You can manage your own memory in a way that fits your needs and use Eigen::Map instead of Eigen::Matrix to perform calculations with it. Just make sure the data is aligned properly or notify Eigen if it isn't.

See the reference Eigen::Map for details.

Here is short example:

#include <iostream>
#include <Eigen/Core>


int main() {
    int mydata[3 * 4]; // Manage your own memory as you see fit
    int* data_ptr = mydata;

    Eigen::Map<Eigen::MatrixXi, Eigen::Unaligned> mymatrix(data_ptr, 3, 4);

    // use mymatrix like you would any another matrix
    mymatrix = Eigen::MatrixXi::Zero(3, 4);
    std::cout << mymatrix << '\n';

    // This line will trigger a failed assertion in debug mode
    // To change it see
    // http://eigen.tuxfamily.org/dox-devel/TopicAssertions.html
    mymatrix = Eigen::MatrixXi::Ones(3, 6);


    std::cout << mymatrix << '\n';
}

Question 2

To gather my comments into a full idea. Here is how I would try to do it.
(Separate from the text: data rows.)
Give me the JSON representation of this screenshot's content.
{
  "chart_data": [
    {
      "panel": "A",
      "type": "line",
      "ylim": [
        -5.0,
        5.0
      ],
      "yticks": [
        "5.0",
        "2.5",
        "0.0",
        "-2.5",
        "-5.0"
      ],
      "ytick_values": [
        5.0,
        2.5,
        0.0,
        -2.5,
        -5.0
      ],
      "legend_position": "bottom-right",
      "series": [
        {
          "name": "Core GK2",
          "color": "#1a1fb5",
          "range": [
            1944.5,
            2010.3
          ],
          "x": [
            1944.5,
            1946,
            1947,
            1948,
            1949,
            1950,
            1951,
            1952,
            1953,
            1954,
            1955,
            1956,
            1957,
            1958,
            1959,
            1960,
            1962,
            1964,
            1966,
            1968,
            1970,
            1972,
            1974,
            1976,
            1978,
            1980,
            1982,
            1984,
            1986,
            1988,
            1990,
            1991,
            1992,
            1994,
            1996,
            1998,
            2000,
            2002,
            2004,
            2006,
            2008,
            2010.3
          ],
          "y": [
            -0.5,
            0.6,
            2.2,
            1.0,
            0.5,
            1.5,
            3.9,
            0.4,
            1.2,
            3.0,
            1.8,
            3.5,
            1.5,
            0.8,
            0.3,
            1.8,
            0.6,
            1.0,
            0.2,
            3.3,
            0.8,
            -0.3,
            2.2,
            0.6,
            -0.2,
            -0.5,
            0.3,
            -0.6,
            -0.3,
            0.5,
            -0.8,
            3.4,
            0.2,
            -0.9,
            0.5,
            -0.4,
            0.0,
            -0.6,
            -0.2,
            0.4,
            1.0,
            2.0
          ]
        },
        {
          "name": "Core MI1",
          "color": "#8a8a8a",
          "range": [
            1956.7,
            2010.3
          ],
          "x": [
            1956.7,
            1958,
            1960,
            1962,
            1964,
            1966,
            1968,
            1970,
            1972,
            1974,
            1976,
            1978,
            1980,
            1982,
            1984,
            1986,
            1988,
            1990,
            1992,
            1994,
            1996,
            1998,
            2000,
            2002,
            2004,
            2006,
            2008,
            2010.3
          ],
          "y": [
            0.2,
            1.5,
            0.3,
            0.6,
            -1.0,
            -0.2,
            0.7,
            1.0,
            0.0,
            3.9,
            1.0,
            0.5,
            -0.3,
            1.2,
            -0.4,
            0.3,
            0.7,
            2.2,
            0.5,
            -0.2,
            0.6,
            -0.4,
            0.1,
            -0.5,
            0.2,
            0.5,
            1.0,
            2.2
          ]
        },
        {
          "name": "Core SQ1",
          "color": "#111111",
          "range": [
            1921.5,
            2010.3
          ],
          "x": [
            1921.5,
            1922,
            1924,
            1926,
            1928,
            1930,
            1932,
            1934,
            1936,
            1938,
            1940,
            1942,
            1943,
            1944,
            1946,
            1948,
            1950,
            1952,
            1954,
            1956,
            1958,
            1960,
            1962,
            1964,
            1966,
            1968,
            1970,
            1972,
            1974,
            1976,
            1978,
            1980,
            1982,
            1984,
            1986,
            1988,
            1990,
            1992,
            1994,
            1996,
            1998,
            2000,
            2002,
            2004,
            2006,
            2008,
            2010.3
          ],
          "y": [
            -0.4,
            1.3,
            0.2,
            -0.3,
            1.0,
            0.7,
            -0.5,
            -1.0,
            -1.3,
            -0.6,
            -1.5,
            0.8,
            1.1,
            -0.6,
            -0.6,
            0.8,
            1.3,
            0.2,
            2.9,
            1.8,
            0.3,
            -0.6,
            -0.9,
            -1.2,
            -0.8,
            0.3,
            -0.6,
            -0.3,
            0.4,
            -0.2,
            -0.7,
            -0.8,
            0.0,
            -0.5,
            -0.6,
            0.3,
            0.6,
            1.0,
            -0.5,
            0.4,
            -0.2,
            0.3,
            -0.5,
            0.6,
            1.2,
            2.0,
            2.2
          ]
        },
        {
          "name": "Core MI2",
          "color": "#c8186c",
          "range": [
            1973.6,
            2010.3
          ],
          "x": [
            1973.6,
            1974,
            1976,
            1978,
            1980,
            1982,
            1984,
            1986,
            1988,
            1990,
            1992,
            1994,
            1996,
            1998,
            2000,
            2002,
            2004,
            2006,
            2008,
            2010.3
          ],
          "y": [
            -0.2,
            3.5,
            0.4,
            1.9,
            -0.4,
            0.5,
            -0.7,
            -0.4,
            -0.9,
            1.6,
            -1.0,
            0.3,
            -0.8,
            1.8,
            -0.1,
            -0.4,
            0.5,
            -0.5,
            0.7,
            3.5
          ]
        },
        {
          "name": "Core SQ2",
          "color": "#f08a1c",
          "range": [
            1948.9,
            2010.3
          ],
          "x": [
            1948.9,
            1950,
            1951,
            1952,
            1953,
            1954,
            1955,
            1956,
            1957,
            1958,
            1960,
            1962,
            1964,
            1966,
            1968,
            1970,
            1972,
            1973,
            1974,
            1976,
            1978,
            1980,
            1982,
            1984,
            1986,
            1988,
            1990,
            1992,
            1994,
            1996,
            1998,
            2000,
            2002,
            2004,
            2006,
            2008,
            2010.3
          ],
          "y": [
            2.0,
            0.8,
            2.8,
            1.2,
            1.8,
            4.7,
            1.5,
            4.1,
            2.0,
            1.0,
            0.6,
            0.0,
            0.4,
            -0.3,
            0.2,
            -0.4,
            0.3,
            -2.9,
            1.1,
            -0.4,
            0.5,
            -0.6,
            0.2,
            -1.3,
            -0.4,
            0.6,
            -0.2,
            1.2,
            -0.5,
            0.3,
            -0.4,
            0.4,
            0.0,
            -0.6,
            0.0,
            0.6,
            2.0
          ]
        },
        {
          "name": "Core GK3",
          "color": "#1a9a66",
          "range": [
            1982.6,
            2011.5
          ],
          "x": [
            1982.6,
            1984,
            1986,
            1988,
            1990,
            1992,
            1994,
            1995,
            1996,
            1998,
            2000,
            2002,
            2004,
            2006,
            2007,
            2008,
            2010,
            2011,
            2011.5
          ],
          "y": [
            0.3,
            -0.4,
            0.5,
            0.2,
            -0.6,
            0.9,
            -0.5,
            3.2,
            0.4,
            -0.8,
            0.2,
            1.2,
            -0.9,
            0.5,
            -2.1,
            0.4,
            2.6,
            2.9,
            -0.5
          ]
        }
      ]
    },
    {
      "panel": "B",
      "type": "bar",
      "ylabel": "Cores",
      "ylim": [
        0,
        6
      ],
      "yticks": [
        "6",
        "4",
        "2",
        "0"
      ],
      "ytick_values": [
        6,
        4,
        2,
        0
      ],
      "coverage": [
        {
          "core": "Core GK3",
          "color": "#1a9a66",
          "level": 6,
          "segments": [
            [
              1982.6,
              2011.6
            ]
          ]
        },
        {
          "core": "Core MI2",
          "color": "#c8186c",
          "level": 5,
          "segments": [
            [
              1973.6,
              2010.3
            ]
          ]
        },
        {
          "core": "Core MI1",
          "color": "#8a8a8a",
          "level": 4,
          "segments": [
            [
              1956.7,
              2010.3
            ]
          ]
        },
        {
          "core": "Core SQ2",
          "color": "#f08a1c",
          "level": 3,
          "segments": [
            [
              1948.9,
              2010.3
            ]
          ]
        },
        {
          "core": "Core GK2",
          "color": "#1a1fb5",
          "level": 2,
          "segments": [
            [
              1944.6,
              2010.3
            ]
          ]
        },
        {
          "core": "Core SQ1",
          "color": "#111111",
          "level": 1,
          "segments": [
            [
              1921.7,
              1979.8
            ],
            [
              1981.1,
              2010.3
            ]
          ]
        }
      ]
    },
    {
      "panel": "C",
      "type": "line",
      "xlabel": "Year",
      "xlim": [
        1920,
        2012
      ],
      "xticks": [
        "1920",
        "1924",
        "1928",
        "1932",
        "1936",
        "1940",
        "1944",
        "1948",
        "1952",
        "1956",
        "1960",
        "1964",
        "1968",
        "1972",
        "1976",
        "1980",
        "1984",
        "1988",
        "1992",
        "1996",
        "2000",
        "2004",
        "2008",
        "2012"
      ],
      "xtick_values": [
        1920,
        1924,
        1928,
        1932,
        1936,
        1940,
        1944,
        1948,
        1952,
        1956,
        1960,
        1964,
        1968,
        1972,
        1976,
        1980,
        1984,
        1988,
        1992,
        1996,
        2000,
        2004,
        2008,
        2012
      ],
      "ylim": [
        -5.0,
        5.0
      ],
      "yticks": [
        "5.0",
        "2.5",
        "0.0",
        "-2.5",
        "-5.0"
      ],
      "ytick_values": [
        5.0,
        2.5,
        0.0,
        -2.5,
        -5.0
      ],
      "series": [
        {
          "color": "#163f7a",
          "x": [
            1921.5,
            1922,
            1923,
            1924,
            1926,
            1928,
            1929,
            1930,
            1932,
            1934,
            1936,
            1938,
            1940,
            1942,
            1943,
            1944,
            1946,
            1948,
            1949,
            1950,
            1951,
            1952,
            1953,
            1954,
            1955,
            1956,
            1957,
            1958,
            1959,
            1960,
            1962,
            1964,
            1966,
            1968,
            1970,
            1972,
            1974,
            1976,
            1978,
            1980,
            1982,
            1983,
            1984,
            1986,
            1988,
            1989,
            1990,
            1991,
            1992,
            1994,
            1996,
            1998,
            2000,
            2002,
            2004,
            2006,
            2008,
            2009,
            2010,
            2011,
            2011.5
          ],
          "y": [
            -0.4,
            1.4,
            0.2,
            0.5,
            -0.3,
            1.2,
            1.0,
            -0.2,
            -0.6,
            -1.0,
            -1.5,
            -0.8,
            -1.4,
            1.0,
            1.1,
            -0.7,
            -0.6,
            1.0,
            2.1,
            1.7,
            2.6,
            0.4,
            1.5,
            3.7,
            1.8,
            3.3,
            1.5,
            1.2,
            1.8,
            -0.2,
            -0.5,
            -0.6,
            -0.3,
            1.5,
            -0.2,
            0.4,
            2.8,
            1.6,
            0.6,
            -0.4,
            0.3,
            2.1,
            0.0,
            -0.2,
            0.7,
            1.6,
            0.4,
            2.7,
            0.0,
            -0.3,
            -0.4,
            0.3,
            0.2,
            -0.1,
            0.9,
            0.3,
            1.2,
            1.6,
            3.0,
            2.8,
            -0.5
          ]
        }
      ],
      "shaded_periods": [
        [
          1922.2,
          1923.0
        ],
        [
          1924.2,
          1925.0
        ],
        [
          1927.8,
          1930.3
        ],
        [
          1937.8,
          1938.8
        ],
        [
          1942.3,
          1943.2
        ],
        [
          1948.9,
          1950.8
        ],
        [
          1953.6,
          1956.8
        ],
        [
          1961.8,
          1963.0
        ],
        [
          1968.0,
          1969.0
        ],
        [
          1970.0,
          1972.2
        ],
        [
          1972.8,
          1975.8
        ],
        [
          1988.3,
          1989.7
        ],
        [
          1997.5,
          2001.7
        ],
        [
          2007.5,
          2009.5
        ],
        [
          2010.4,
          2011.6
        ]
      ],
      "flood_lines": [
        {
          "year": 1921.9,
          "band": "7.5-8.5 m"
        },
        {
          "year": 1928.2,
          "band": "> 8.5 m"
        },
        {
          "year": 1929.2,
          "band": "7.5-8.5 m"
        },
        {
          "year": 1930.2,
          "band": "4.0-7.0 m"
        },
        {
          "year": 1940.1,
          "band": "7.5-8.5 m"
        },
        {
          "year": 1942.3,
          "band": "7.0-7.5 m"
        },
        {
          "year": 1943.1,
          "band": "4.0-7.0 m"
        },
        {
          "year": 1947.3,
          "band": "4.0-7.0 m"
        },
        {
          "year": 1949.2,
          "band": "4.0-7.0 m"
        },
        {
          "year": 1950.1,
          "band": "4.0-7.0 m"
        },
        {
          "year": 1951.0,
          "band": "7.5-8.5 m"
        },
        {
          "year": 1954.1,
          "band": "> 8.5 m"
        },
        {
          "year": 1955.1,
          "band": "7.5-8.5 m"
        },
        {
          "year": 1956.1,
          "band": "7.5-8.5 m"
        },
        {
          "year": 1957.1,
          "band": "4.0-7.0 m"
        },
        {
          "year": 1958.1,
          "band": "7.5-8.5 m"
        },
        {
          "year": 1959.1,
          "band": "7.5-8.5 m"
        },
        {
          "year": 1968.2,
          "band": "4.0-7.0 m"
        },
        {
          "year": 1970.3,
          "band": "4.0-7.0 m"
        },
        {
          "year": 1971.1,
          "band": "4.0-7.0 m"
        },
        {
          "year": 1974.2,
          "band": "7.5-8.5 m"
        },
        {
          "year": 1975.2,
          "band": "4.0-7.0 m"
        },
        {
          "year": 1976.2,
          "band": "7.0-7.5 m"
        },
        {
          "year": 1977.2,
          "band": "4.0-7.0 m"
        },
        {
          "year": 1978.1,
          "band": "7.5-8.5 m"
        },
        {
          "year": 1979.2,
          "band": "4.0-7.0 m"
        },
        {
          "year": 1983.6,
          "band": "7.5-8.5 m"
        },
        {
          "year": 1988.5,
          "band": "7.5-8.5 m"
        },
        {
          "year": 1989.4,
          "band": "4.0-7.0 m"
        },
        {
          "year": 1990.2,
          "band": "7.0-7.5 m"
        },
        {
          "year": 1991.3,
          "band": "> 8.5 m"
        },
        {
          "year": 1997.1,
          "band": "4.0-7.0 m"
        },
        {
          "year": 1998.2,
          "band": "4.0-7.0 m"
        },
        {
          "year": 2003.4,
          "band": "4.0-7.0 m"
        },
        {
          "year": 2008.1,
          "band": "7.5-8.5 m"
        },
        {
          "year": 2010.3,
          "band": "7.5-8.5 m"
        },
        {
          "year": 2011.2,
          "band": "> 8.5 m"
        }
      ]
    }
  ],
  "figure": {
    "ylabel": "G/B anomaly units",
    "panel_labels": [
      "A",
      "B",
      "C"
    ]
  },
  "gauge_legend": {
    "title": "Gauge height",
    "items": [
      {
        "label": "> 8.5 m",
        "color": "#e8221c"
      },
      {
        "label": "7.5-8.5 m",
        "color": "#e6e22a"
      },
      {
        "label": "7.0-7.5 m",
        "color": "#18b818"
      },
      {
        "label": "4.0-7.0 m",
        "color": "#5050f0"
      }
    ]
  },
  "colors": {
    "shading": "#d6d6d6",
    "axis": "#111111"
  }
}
Because the memory allocation in eigen is a pretty advanced stuff IMO and they do not expose much places to tap into it. The best bet is to wrap eigen objects itself into some kind of resource manager, like OP did.

I would make it a simple bin, that hold Matrix< Scalar, Dynamic, Dynamic> objects. This way you template the Scalar type and have a manager for generalized size matrices.

Whenever you call for an object, you check if you have a free object of the desired size, you return reference to it. If not, you allocate a new one. Simple. when you want to release the object, then you mark it free in the resource manager. I don't think anything more complicated is needed, but of course it's possible to implement some more sophisticated logic.

To ensure thread safety I would put a lock in the manager. Initialize it in the constructor if needed. Of course locking on free and allocate would be needed.

However depending on the work schedule. If the threads work on their own arrays I would consider to make one resource manager instance for each thread, so they don't clock each other. The thing is, that a global lock or a global manager would possibly get exhausted if you have like 12 cores working heavy on allocations/deallocations, and effectively serialize your app thourgh this one lock.

Question 3

You can try replacing your default memory allocator with jemalloc or tcmalloc. It's pretty easy to try out thanks to the LD_PRELOAD mechanism.

I think it works for most C++ projects as well.

Question 4

You could allocate memory for some common matrix sizes before calling that function with operator new or operator new[], store the void* pointers somewhere and let the function itself retrieve an memory block with the right size. After that, you can use placement new for matrix construction. Details are given in More effective C++, item 8.